This is not the picture I intended to use for this recipe, but I’ve had more issues with my brand new phone being sent off & repaired, that I didn’t back it up yet again before they decided to send me a brand new phone to replace the previous one. So far, a couple weeks in & it’s been issue free which is how a new phone should be in the first place. That being said, I managed to snap this one, but don’t let the crappy photo deter you from baking this yummy bread. I had to save myself from myself when it came to this bread. One day I had it for brunch & dinner with nothing else. Yeah, it’s that good.
INGREDIENTS:
for the bread:
- 3 cups flour
- 2 1/4 cups sugar
- 1 tsp salt
- 1 1/2 tsps almond extract
- 1 1/2 cups milk
- 1 1/2 cups oil
- 3 tbsps Poppy seeds
- 1 tsp vanilla
- 1 tsp butter flavoring
- 1 1/2 tsps baking powder
- 3 eggs
for the topping:
- 1/4 cup orange juice
- 1/2 tsp almond extract
- 1/2 tsp butter flavoring
- 3/4 cup sugar
PREPARATIONS:
Preheat the oven to 325 degrees. Spray 2 bread pans with non-stick spray; set aside. In a large bowl, mix together the eggs, sugar, & oil until smooth. Stir in the almond & vanilla extract & the butter flavoring. In a medium bowl, whisk together the flour, salt, baking powder, & Poppy seeds.
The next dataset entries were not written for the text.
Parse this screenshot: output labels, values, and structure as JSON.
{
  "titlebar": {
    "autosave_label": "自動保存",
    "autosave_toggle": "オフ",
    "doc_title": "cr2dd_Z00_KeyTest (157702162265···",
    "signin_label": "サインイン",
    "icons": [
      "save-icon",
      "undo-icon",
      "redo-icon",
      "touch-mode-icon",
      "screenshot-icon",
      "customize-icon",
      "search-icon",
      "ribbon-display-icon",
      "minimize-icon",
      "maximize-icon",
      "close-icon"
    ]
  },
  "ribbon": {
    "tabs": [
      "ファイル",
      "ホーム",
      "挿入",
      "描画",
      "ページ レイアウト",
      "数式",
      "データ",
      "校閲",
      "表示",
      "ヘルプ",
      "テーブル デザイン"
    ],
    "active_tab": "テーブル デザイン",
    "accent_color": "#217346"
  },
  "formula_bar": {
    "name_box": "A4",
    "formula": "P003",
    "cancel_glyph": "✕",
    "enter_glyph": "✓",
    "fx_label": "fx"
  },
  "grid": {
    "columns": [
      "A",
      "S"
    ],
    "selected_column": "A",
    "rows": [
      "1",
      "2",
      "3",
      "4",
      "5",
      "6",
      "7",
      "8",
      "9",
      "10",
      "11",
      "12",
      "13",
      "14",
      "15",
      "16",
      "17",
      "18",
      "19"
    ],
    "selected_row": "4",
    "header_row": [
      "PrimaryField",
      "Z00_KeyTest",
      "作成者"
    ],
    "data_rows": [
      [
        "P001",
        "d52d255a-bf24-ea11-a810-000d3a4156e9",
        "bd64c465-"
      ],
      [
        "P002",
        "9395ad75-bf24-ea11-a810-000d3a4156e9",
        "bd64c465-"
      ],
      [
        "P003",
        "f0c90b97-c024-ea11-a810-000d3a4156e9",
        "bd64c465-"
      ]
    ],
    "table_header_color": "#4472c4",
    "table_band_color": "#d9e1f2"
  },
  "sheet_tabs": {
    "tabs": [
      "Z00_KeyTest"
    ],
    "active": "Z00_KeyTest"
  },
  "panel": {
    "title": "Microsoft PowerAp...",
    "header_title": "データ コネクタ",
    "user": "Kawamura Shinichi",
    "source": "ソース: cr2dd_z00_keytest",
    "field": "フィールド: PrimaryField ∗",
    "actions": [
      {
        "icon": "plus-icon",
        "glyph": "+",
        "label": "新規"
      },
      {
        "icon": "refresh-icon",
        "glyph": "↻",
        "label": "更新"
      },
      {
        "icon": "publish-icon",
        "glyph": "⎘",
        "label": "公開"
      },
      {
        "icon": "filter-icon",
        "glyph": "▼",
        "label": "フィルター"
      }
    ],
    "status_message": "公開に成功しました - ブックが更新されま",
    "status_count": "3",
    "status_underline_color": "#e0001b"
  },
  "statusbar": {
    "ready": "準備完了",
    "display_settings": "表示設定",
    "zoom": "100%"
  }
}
Beginning and ending with the milk, alternate adding some of the milk, then flour, stir & repeat. Distribute evenly between the two pans & bake for 55 minutes or until a toothpick inserted in the middle comes out clean.
Once the bread is finished baking, remove from the pans & transfer to a cooling rack & place parchment paper underneath. I learned the hard way and added the topping while the loaves were still in the pan and then allowed them to cool in the pans for 10 minutes. Once I went to remove the bread, the bottom of the loaves stuck to the bottom of the pans. So trust me when I say, boil the topping ingredients on the stove & then pour topping over the loaves after you’ve removed them from the pans. Allow to cool before slicing.